Drugs and Athletes, Addiction

Phelps Overcomes Childhood Loss to Win Again

Majority of teens at Elk River Treatment Program dealing with abandonment, loss

Facing Personal Pain Frees Phelps

August 17, 2016

Michael Phelps’ turnaround after rehab to return to the Olympics in Rio is an inspirational story to everyone, especially those that struggle with drug and alcohol addiction. But the real breakthrough is how Phelps allowed himself the time in therapy to uncover the source of his negative behavior. This is the daily goal of mental health professionals at Elk River Treatment Program for adolescents.  

“Placement in a residential program will halt negative behaviors because the patient is in a safe, therapeutic environment without outside stressors. The key to lasting recovery is addressing the underlying issue that drives self-sabotaging behavior,” said Karen Lee who founded Elk River Treatment Program 10 years ago. “The most painful step is uncovering the core issue (usually an event beyond the patient’s control) since typically the patient has ignored or carefully guarded it for years,” Lee explained. For example, in a recent interview with NBC’s Matt Lauer, Phelps revealed that his father’s absence for more than 20 years was directly related to his lack of confidence which ultimately led to self-destructive behaviors. 

Getting to the source of negative behaviors

In many cases, underlying issues are not obvious to children or their parents. The underdeveloped brain of a child does not recognize that anger, drug abuse, depression or anxiety may be the result of a traumatic event or loss. A child’s brain is incapable of processing such events so they resort to self-medicating.

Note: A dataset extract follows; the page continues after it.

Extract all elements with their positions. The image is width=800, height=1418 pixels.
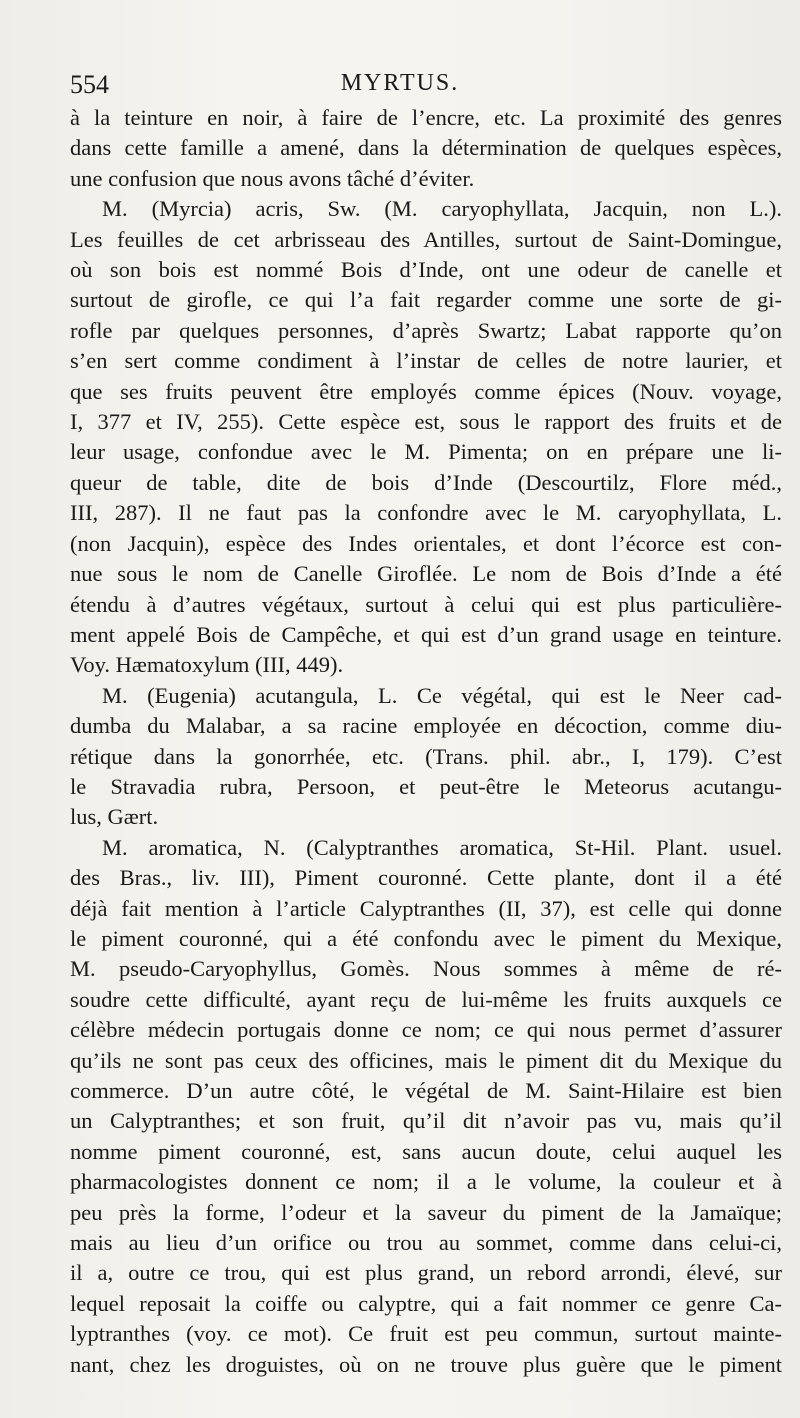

Parents of children that are exhibiting risky behaviors due to their struggles with loss often attempt to fill the role of both mother AND father to their child. Eventually these multi-tasking, exhausted and terrified parents reach out to mental health professionals to seek help for their depressed or oppositional child. Often these parents are searching for a diagnosis or label (depression, bi-polar, ADHD, addiction) so the right therapy or medication can be dispensed to heal their child. Other parents are looking for anything but labels, saying “I don’t want my kid around a bunch of druggies” when inquiring about admission to Elk River’s residential treatment program.  

Phelps' example is inspirational

Although Phelps has not labelled himself as an alcoholic, he candidly admits to feeling abandoned by his father for more than 20 years, and endured bouts of low self-confidence which led to self-destructive behaviors. If abandonment can impact the world’s most decorated Olympic swimmer – it’s no wonder that the majority of teens who enter Elk River Treatment Program are struggling with negative behaviors driven by abandonment or loss.

Those who have experienced loss, trauma, grief or abandonment can identify with Michael Phelps. All the medals in the world will not replace the loss of a loved one. At Elk River Treatment Program for adolescents, we believe that recognizing and treating the source of behaviors is the only way to halt self-sabotaging behaviors and prevent them from re-occurring.

Olympians deserve admiration for their athletic abilities. Shining a light on their struggles as well as their accomplishments is inspirational to everyone - athletes or not. It is our hope that the ripple effect of this message will travel beyond the Olympic rings.